6. West Bank dangers: Israeli forces spent the weekend searching for the perpetrators, and made some arrests, but have not announced that they found the main suspects.

  • Channel 12 news quotes Palestinian security officials saying they believe that given the sophistication of the attack, it was likely the work of an organized cell and not a lone wolf, which they call a “dangerous” development.
  • In Haaretz, Harel notes that taken together with other attacks in the West Bank recently, including a foiled Hamas bomb plot, “It seems this isn’t just a spontaneous wave of individual terrorists, but a sign of local cells getting together, some of them associated with terror groups and operating with the avid encouragement of the West Bank division of Hamas headquarters in Gaza.”
  • In Israel Hayom, Nadav Shragai claims that just as important a common denominator is the fact that “all the recent attackers … are suckling from the same religious source, the same modern blood libel that ‘Al-Aqsa is in danger,” accusing both the PA and Hamas of spreading inciting lies.
  • In Yedioth, Shimrit Meir writes that if Israeli authorities don’t get a handle on the uptick in violence, they will have a dangerous development to contend with: “The Gazaization of Judea and Samaria.”

7. Second vote, just like the first: While Israel Hayom does fill most of its front page with the Dolev attack, it saves some room on the bottom for an op-ed taking aim at Attorney General Avichai Mandelblit for “intervening” in the electoral process by releasing the draft charge sheet against Netanyahu.

  • The placement of the story on the front page of a newspaper seen as a mouthpiece for Netanyahu may herald a return by his Likud party to attacking Mandelblit, after mostly laying off of him over the past few months as the election rerun has gotten underway.
  • While it’s little surprise that season 2 will continue the themes of season 1, the writers of Israeli Election decided to spice things up recently by having Joint List leader Ayman Odeh says he would be willing to join a coalition with Benny Gantz’s Blue and White.
  • But Gantz is apparently a big fan of season 1 and prefers to keep things how they are.
  • Given the cold shoulder, Odeh took to Channel 12 to accuse Gantz of racism and a lack of courage: “If he is really for peace, equality, democracy, social justice – he should accept it. But apparently he is against [those].”
  • In Yedioth, Ben-Dror Yemini also urges Gantz to be open to breaking bread with Odeh, even if the chances of actually forming a coalition with him “are close to zero.”
  • “Politics isn’t the only important thing. Good will is as well, and when an Arab offers you his hand … you should offer yours back. It’s not too late.”

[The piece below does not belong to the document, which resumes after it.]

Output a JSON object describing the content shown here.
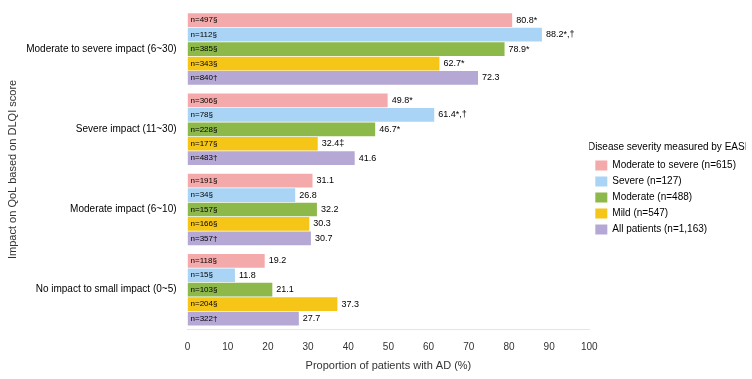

8. Burning bromance: A few weeks late, but along with the rest of the world, the Israeli media has caught on to the massive wildfires raging in the Amazon, covering them as a major news story.

  • Googling “Amazon” in Hebrew, though, one still finds more stories about the e-tailer’s coming entrance to the Israeli market, and an anti-Semitic shirt it had on offer recently, than about the fire.
  • ToI’s Sue Surkes writes that Netanyahu, who has cherished his ties with Brazilian leader Jair Bolsonaro as a tropical Donald Trump, should have spoken up for Planet Earth instead of sticking to his right-wing posse of climate change deniers.
  • “Brazil is a long way both from Europe and Israel — it is closer to the US — but there’s no chance of intervention from Trump, himself a climate change denier. Nevertheless, the fires are very much the business of us all,” she writes. “The issue simply transcends sovereign boundaries as well as the traditional politics of right and left.”